Scratching the inside of the womb before conceiving a baby may double the chances of a successful birth, research suggests.
But experts urged caution over the study findings and stressed that "endometrial scratch" was not a pleasant procedure.
They said there was insufficient evidence to recommend such a step to ordinary couples wanting to conceive naturally.
International trials are now under way to investigate whether the procedure might be worth considering for women undergoing IVF (in-vitro fertilisation) treatment.
Endometrial scratch involves causing a small injury to the lining of the womb using a catheter tube about the thickness of a straw.
It is basically the same procedure employed to remove biopsy samples from cancer patients.
The idea is that doing this somehow makes the womb "stickier" and more receptive to the embryo, which stands a greater chance of implanting.
A review of eight trials with more than 1,000 women planning to undergo insemination or conceive spontaneously appeared to show that endometrial scratching really does improve the odds of giving birth.
The study was conducted by researchers from the Cochrane collaboration, which assesses medical evidence to inform policy makers.
Based on the trials analysed, it found that endometrial scratch roughly doubled the chance of live birth compared with no intervention.
The procedure increased the normal likelihood of a successful live birth or on-going pregnancy over a set amount of time from around 9% to between 14% and 28%.
However Sarah Lensen, from the University of Auckland, New Zealand, who led the review, pointed out that research evidence was not of a high standard.
She said: "The results must be treated with caution."
The findings were presented at the annual meeting of the European Society of Human Reproduction and Biology (Eshre) taking place in Helsinki, Finland.
British experts said despite its increasing popularity the jury was still out on whether endometrial scratch should be recommended, and in what situations.
Obstetrician Professor Nick Macklon, from the University of Southampton, who is director of the city's Complete Fertility Centre, said: "There's no evidence of good enough quality to imply that couples setting out to conceive spontaneously should seek this treatment from their doctors."

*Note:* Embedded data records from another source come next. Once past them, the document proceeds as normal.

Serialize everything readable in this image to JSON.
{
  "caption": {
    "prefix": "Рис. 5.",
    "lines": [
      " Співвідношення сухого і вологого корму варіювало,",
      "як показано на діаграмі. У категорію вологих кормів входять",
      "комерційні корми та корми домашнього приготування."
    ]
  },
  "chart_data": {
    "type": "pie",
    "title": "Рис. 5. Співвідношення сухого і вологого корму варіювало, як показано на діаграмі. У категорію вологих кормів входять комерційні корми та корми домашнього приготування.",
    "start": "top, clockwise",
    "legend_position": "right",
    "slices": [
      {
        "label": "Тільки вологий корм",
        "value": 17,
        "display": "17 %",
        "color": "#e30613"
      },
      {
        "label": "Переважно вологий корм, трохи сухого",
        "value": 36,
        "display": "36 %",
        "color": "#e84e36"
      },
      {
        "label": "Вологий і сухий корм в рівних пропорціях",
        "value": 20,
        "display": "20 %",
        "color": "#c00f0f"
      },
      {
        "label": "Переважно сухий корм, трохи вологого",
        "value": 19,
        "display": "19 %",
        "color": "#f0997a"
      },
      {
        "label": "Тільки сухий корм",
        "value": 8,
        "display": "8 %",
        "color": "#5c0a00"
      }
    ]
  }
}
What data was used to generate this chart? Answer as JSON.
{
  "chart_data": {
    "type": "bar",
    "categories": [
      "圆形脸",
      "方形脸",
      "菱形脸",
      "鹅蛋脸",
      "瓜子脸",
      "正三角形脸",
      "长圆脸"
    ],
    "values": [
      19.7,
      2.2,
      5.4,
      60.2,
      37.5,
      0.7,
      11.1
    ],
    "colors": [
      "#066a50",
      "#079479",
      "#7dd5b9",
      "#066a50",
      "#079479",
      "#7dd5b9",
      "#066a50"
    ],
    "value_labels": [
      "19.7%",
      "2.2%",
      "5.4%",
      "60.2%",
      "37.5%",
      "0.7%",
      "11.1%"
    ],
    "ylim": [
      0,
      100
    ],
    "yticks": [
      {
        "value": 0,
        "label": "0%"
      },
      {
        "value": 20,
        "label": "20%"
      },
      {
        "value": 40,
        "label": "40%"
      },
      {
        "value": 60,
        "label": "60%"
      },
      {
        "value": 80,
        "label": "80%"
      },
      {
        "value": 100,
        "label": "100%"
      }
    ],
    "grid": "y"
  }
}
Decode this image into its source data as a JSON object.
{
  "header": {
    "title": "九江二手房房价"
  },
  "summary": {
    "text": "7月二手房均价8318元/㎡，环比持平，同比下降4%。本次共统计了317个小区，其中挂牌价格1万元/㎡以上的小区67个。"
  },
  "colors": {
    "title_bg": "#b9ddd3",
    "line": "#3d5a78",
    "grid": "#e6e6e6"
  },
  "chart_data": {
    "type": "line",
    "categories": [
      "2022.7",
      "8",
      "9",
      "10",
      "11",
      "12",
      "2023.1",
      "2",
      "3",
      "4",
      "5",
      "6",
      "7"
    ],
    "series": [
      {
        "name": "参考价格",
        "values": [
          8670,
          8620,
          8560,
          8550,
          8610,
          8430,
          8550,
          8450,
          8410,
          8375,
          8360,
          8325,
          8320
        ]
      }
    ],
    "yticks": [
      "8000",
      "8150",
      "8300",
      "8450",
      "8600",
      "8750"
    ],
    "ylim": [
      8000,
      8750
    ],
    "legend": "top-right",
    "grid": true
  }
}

British Fertility Society chairman Adam Balen, Professor of Reproductive Medicine & Surgery at Leeds Teaching Hospitals, said: "We're certainly not suggesting that women who want to conceive should go out and have this procedure."
The experts stressed that scratching the inside of the womb caused a significant degree of discomfort.
In one of the reviewed studies, patients gave the procedure an average pain score of six out of 10.
Scientists are still not sure how endometrial scratch works. One theory is that it stimulates the regeneration of new cells in the womb lining. Another is that it triggers a beneficial form of inflammation.